In early 2006, Cacá signed with AaB Fodbold from Clube de Regatas Brasil. He only appeared in two Danish Superliga games in his third year due to injury, as the Aalborg side won the national championship after a nine-year wait. Back to full fitness in 2008–09, he helped it reach the final in the Danish Cup; additionally, on 25 November 2008, he scored the 1–1 equalizer in a UEFA Champions League group stage contest against Celtic, in an eventual 2–1 win which saw the hosts leapfrog the Scots for the third place in Group E, with the subsequent qualification to the UEFA Cup.

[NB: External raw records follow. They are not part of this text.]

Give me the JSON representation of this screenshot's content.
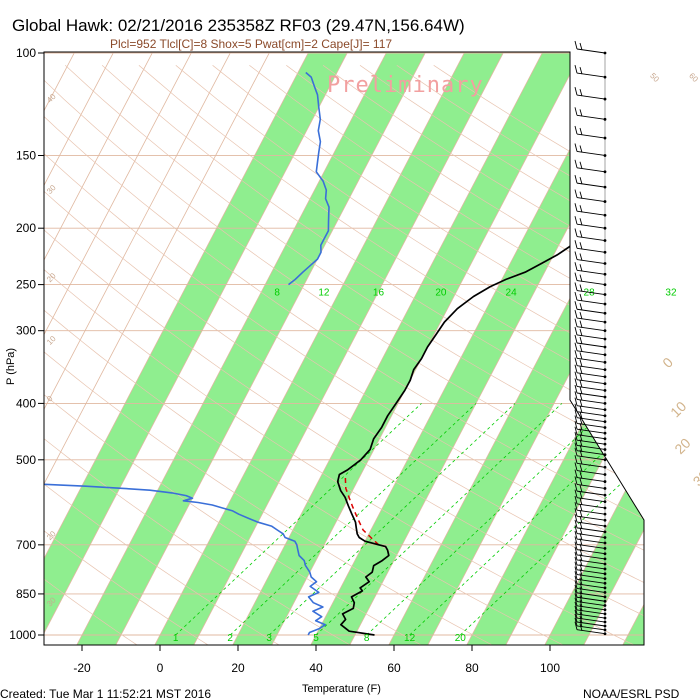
{
  "title": "Global Hawk: 02/21/2016 235358Z RF03 (29.47N,156.64W)",
  "subtitle": "Plcl=952 Tlcl[C]=8 Shox=5 Pwat[cm]=2 Cape[J]= 117",
  "watermark": "Preliminary",
  "footer_left": "Created: Tue Mar  1 11:52:21 MST 2016",
  "footer_right": "NOAA/ESRL PSD",
  "colors": {
    "green_band": "#8fee8f",
    "temperature": "#000000",
    "dewpoint": "#3a6fd8",
    "parcel": "#dd0000",
    "isotherm": "#e0b8a0",
    "mixing_ratio": "#00cc00"
  },
  "chart_data": {
    "type": "line",
    "chart_kind": "skew-T log-p sounding",
    "xlabel": "Temperature (F)",
    "ylabel": "P (hPa)",
    "x_ticks": [
      "-20",
      "0",
      "20",
      "40",
      "60",
      "80",
      "100"
    ],
    "x_tick_values": [
      -20,
      0,
      20,
      40,
      60,
      80,
      100
    ],
    "y_ticks": [
      "100",
      "150",
      "200",
      "250",
      "300",
      "400",
      "500",
      "700",
      "850",
      "1000"
    ],
    "y_tick_values": [
      100,
      150,
      200,
      250,
      300,
      400,
      500,
      700,
      850,
      1000
    ],
    "y_scale": "log",
    "xlim": [
      -28,
      110
    ],
    "ylim": [
      1050,
      100
    ],
    "skew_F_per_decade": 78,
    "isotherm_band_start_F": -40,
    "isotherm_band_width_F": 10,
    "isotherm_labels": [
      "50",
      "60",
      "70",
      "80",
      "90",
      "100",
      "110",
      "120",
      "130",
      "140",
      "150",
      "160"
    ],
    "isotherm_label_values": [
      50,
      60,
      70,
      80,
      90,
      100,
      110,
      120,
      130,
      140,
      150,
      160
    ],
    "mixing_ratio_labels": [
      "8",
      "12",
      "16",
      "20",
      "24",
      "28",
      "32"
    ],
    "mixing_ratio_label_positions_F": [
      -16,
      -4,
      10,
      26,
      44,
      64,
      85
    ],
    "mixing_ratio_label_p": 257,
    "mixing_ratio_lower_labels": [
      "1",
      "2",
      "3",
      "5",
      "8",
      "12",
      "20"
    ],
    "mixing_ratio_lower_positions_F": [
      4,
      18,
      28,
      40,
      53,
      64,
      77
    ],
    "theta_labels_right": [
      "30",
      "20",
      "10",
      "0",
      "10",
      "20",
      "30"
    ],
    "theta_label_positions": [
      [
        101,
        118
      ],
      [
        100,
        190
      ],
      [
        98,
        262
      ],
      [
        95,
        345
      ],
      [
        104,
        415
      ],
      [
        110,
        480
      ],
      [
        119,
        545
      ]
    ],
    "theta_labels_left": [
      "40",
      "30",
      "20",
      "10",
      "0",
      "20",
      "30"
    ],
    "theta_left_positions": [
      [
        -27,
        122
      ],
      [
        -26,
        175
      ],
      [
        -26,
        248
      ],
      [
        -26,
        318
      ],
      [
        -27,
        398
      ],
      [
        -26,
        688
      ],
      [
        -26,
        895
      ]
    ],
    "series": [
      {
        "name": "Temperature",
        "points": [
          [
            55,
            1000
          ],
          [
            48,
            985
          ],
          [
            45,
            960
          ],
          [
            45.5,
            940
          ],
          [
            44,
            920
          ],
          [
            46,
            900
          ],
          [
            45.5,
            880
          ],
          [
            44,
            860
          ],
          [
            46,
            840
          ],
          [
            45,
            830
          ],
          [
            46.5,
            810
          ],
          [
            45,
            795
          ],
          [
            46,
            780
          ],
          [
            45.5,
            760
          ],
          [
            47,
            745
          ],
          [
            48,
            730
          ],
          [
            47,
            715
          ],
          [
            46,
            705
          ],
          [
            44,
            700
          ],
          [
            40,
            690
          ],
          [
            38,
            680
          ],
          [
            37,
            670
          ],
          [
            36,
            655
          ],
          [
            35,
            640
          ],
          [
            33,
            620
          ],
          [
            31,
            600
          ],
          [
            29,
            580
          ],
          [
            27,
            565
          ],
          [
            26,
            555
          ],
          [
            25,
            545
          ],
          [
            24.5,
            530
          ],
          [
            26,
            520
          ],
          [
            27,
            510
          ],
          [
            28,
            500
          ],
          [
            29,
            480
          ],
          [
            28.5,
            460
          ],
          [
            29,
            440
          ],
          [
            29,
            420
          ],
          [
            29.5,
            400
          ],
          [
            30,
            380
          ],
          [
            30,
            365
          ],
          [
            29.5,
            350
          ],
          [
            30,
            335
          ],
          [
            30,
            320
          ],
          [
            30.5,
            305
          ],
          [
            31,
            290
          ],
          [
            32.5,
            275
          ],
          [
            35,
            262
          ],
          [
            38,
            252
          ],
          [
            41,
            245
          ],
          [
            45,
            238
          ],
          [
            48,
            230
          ],
          [
            51,
            222
          ],
          [
            53,
            215
          ],
          [
            53,
            205
          ],
          [
            52,
            195
          ],
          [
            51,
            187
          ],
          [
            49,
            180
          ],
          [
            48,
            172
          ],
          [
            47,
            165
          ],
          [
            45,
            158
          ],
          [
            43,
            152
          ],
          [
            41.5,
            146
          ],
          [
            40,
            140
          ],
          [
            39,
            134
          ],
          [
            38,
            128
          ],
          [
            37.5,
            122
          ],
          [
            37,
            116
          ],
          [
            37,
            111
          ],
          [
            38,
            106
          ],
          [
            40,
            102
          ],
          [
            42,
            100
          ]
        ]
      },
      {
        "name": "Dewpoint",
        "points": [
          [
            38,
            1000
          ],
          [
            38,
            990
          ],
          [
            40,
            975
          ],
          [
            41,
            960
          ],
          [
            38,
            945
          ],
          [
            39,
            930
          ],
          [
            36,
            910
          ],
          [
            38,
            895
          ],
          [
            35,
            880
          ],
          [
            33,
            860
          ],
          [
            35,
            845
          ],
          [
            32,
            825
          ],
          [
            33,
            810
          ],
          [
            31,
            795
          ],
          [
            30,
            780
          ],
          [
            28,
            760
          ],
          [
            27,
            745
          ],
          [
            25,
            730
          ],
          [
            24,
            715
          ],
          [
            23,
            700
          ],
          [
            22,
            690
          ],
          [
            19,
            680
          ],
          [
            18,
            670
          ],
          [
            16,
            660
          ],
          [
            14,
            650
          ],
          [
            10,
            640
          ],
          [
            7,
            630
          ],
          [
            4,
            620
          ],
          [
            2,
            612
          ],
          [
            -1,
            605
          ],
          [
            -4,
            598
          ],
          [
            -8,
            592
          ],
          [
            -12,
            588
          ],
          [
            -10,
            582
          ],
          [
            -12,
            576
          ],
          [
            -16,
            570
          ],
          [
            -22,
            564
          ],
          [
            -29,
            560
          ],
          [
            -39,
            555
          ],
          [
            -52,
            550
          ],
          [
            -62,
            545
          ],
          [
            -73,
            540
          ],
          [
            -82,
            536
          ],
          [
            -90,
            533
          ]
        ],
        "upper_points": [
          [
            -14,
            250
          ],
          [
            -13,
            245
          ],
          [
            -12,
            238
          ],
          [
            -11,
            232
          ],
          [
            -10,
            226
          ],
          [
            -10,
            220
          ],
          [
            -11,
            214
          ],
          [
            -11,
            208
          ],
          [
            -11,
            202
          ],
          [
            -12,
            196
          ],
          [
            -13,
            190
          ],
          [
            -14,
            184
          ],
          [
            -16,
            178
          ],
          [
            -17,
            172
          ],
          [
            -19,
            166
          ],
          [
            -22,
            160
          ],
          [
            -23,
            154
          ],
          [
            -24,
            148
          ],
          [
            -25,
            142
          ],
          [
            -27,
            136
          ],
          [
            -28,
            130
          ],
          [
            -30,
            124
          ],
          [
            -32,
            118
          ],
          [
            -34,
            114
          ],
          [
            -36,
            110
          ],
          [
            -38,
            108
          ]
        ]
      },
      {
        "name": "Parcel",
        "points": [
          [
            44,
            700
          ],
          [
            41,
            680
          ],
          [
            38,
            660
          ],
          [
            36,
            640
          ],
          [
            34,
            620
          ],
          [
            32,
            600
          ],
          [
            30,
            580
          ],
          [
            28,
            560
          ],
          [
            27,
            545
          ],
          [
            26,
            530
          ]
        ]
      }
    ],
    "wind_barbs_pressures": [
      100,
      110,
      120,
      130,
      140,
      150,
      160,
      170,
      180,
      190,
      200,
      210,
      220,
      230,
      240,
      250,
      260,
      270,
      280,
      290,
      300,
      310,
      320,
      330,
      340,
      350,
      360,
      370,
      380,
      390,
      400,
      410,
      420,
      430,
      440,
      450,
      460,
      470,
      480,
      490,
      500,
      515,
      530,
      545,
      560,
      575,
      590,
      605,
      620,
      635,
      650,
      665,
      680,
      695,
      710,
      725,
      740,
      755,
      770,
      785,
      800,
      815,
      830,
      845,
      860,
      875,
      890,
      905,
      920,
      935,
      950,
      965,
      980,
      995
    ]
  }
}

On 5 July 2009, Cacá moved clubs but stayed in Denmark, signing a three-year contract with Odense BK for around 4 million Danish kroner. In his only full season with the team he contributed with 17 starts and three goals to an eventual second position, which qualified to the Europa League.

Cacá and Odense mutually terminated the player's contract on 14 January 2011. In the last day of the winter transfer window he signed with U.D. Leiria in Portugal, joining a host of compatriots at the top division side.

==International career==
Cacá played all the games for Brazil at the 1999 FIFA U-17 World Championship in New Zealand, scoring in the quarterfinals against Paraguay (4–1 win) as the national team won the tournament.

==Personal life==
Cacá's older brothers, Dedé and Leandro, were also footballers. Both shared teams at Atlético Mineiro and Borussia Dortmund, with very different individual fates however.